The entertainment industry in general seemed to be groping for the “correct” response to September 11, fearful of any sign of insensitivity. This led to some strange countercurrents. Hollywood was anxiously re-editing new movies to delete any shots of the Twin Towers, even as street vendors in New York did a booming business in paintings, photographs and T shirts that featured the doomed skyscrapers. Any effort to impose a new puritanism would be as misguided as it is futile–part of the nation’s healing process lies along the pathways of diversion. Just as happy music follows the dirges in a New Orleans street funeral, gradually some good cheer returned to life. In New York on the second Saturday after the attacks, it was inspiring to pass firehouses decked with flowers and crowded with people making donations to the bereaved. It was also inspiring, in a different way, to walk through Times Square at night and see the sidewalks jammed, the bars crowded and the gaudy lights undimmed.
Great atrocities are totalitarian: they bend everyone to a standard response. Any failure of fervency, any note played out of national tune can condemn the sinner to outer darkness. At a time like this, the voices of dissent tend to be shouted down in the celebration of unity. It was therefore heartening, even if one disagreed, to hear civil libertarians warning against too broad an extension of police power and old radicals like Noam Chomsky blaming the rise of terrorism on America. Their protests, too, are part of American normalcy.

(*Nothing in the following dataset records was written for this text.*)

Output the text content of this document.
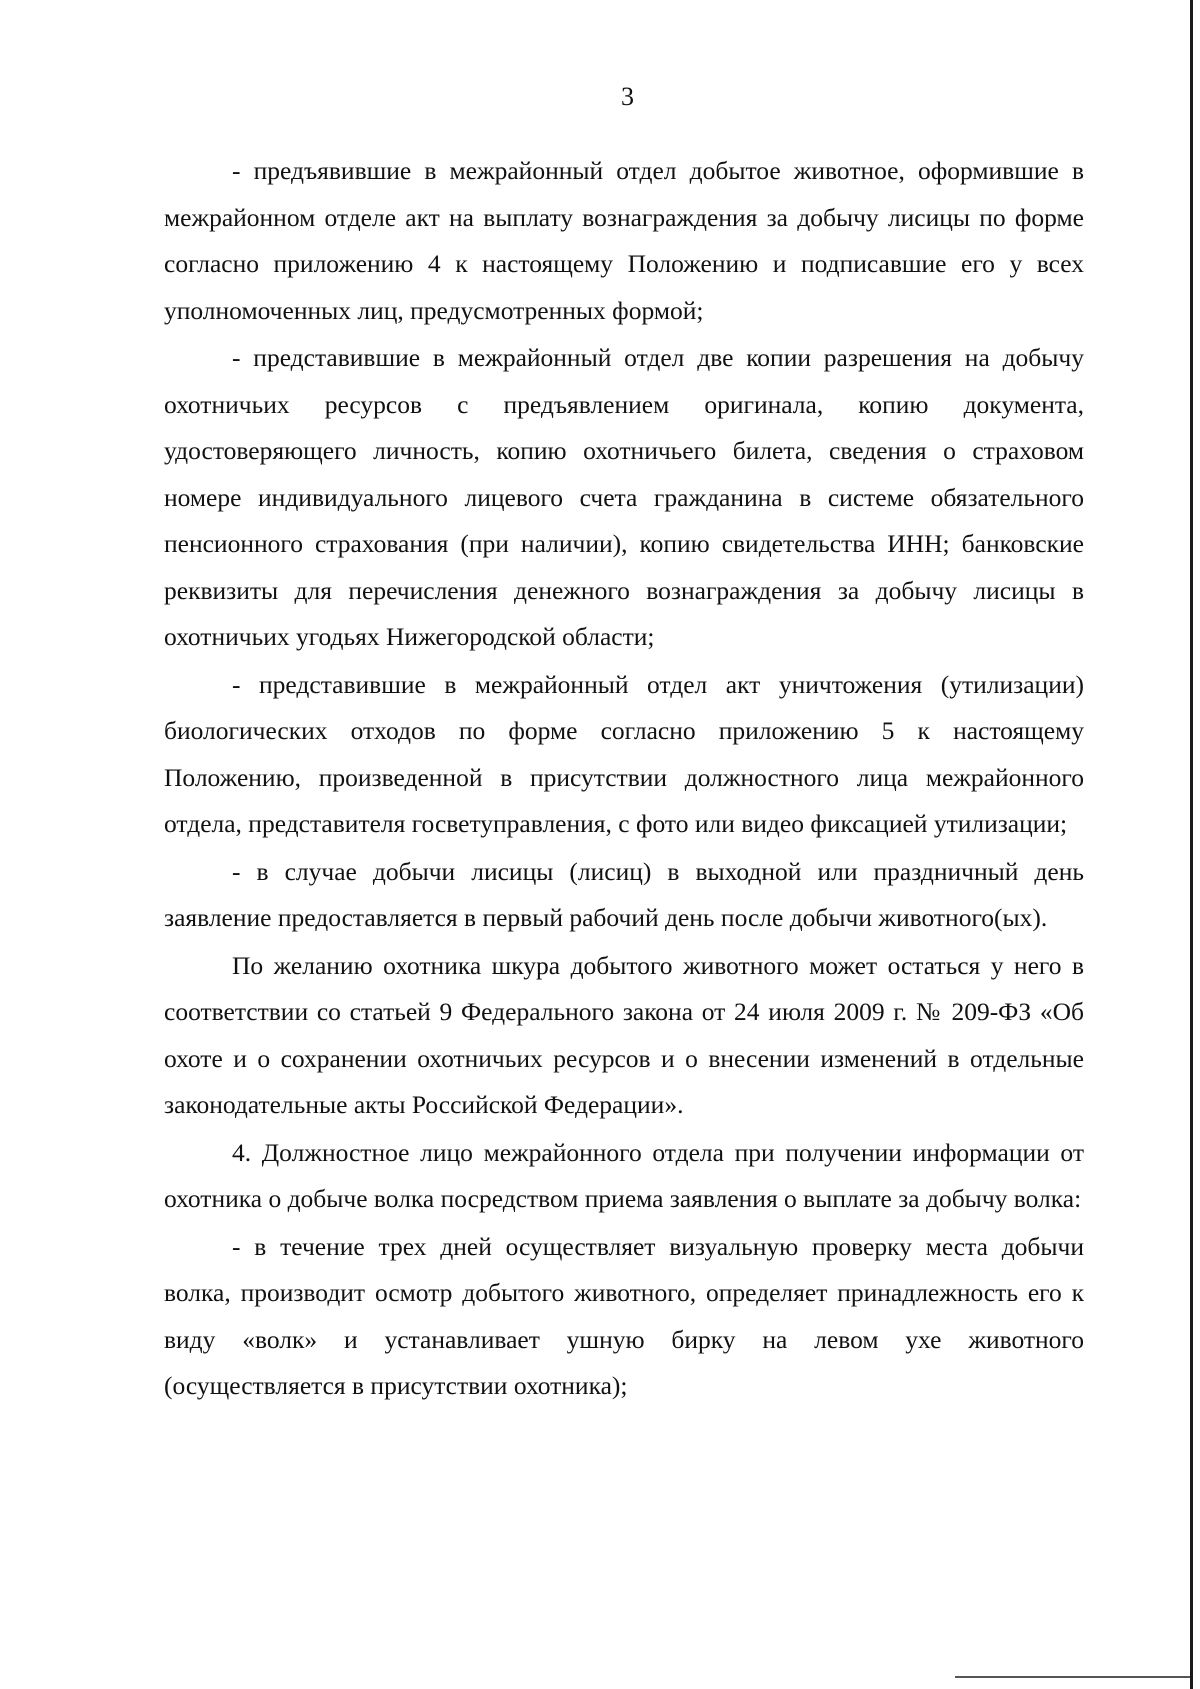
3

- предъявившие в межрайонный отдел добытое животное, оформившие в межрайонном отделе акт на выплату вознаграждения за добычу лисицы по форме согласно приложению 4 к настоящему Положению и подписавшие его у всех уполномоченных лиц, предусмотренных формой;

- представившие в межрайонный отдел две копии разрешения на добычу охотничьих ресурсов с предъявлением оригинала, копию документа, удостоверяющего личность, копию охотничьего билета, сведения о страховом номере индивидуального лицевого счета гражданина в системе обязательного пенсионного страхования (при наличии), копию свидетельства ИНН; банковские реквизиты для перечисления денежного вознаграждения за добычу лисицы в охотничьих угодьях Нижегородской области;

- представившие в межрайонный отдел акт уничтожения (утилизации) биологических отходов по форме согласно приложению 5 к настоящему Положению, произведенной в присутствии должностного лица межрайонного отдела, представителя госветуправления, с фото или видео фиксацией утилизации;

- в случае добычи лисицы (лисиц) в выходной или праздничный день заявление предоставляется в первый рабочий день после добычи животного(ых).

По желанию охотника шкура добытого животного может остаться у него в соответствии со статьей 9 Федерального закона от 24 июля 2009 г. № 209-ФЗ «Об охоте и о сохранении охотничьих ресурсов и о внесении изменений в отдельные законодательные акты Российской Федерации».

4. Должностное лицо межрайонного отдела при получении информации от охотника о добыче волка посредством приема заявления о выплате за добычу волка:

- в течение трех дней осуществляет визуальную проверку места добычи волка, производит осмотр добытого животного, определяет принадлежность его к виду «волк» и устанавливает ушную бирку на левом ухе животного (осуществляется в присутствии охотника);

In the aftermath of September 11, it became fashionable to say, “Nothing will ever be the same.” That isn’t true. The hyperbole is understandable: the sudden sacrifice of thousands of lives seemed to demand a corresponding measure of sacrifice among the rest of us. Sacrifices there will be, as the president has made clear. But not the sacrifice of America’s essential spirit or its way of life. There are many strands in the national fiber. Bold ones like heroism and solidarity and sense of purpose, which were on such impressive display after the attack. And also more modest ones, like individuality, humor, frivolity and fun. These more playful American traits may be on temporary furlough. But they will be back, and soon, because terrorists could not possibly destroy them. America is getting back to normal, and we will know it is there when once again we hear that still, small voice asking, anybody know where to get a great new pair of shoes?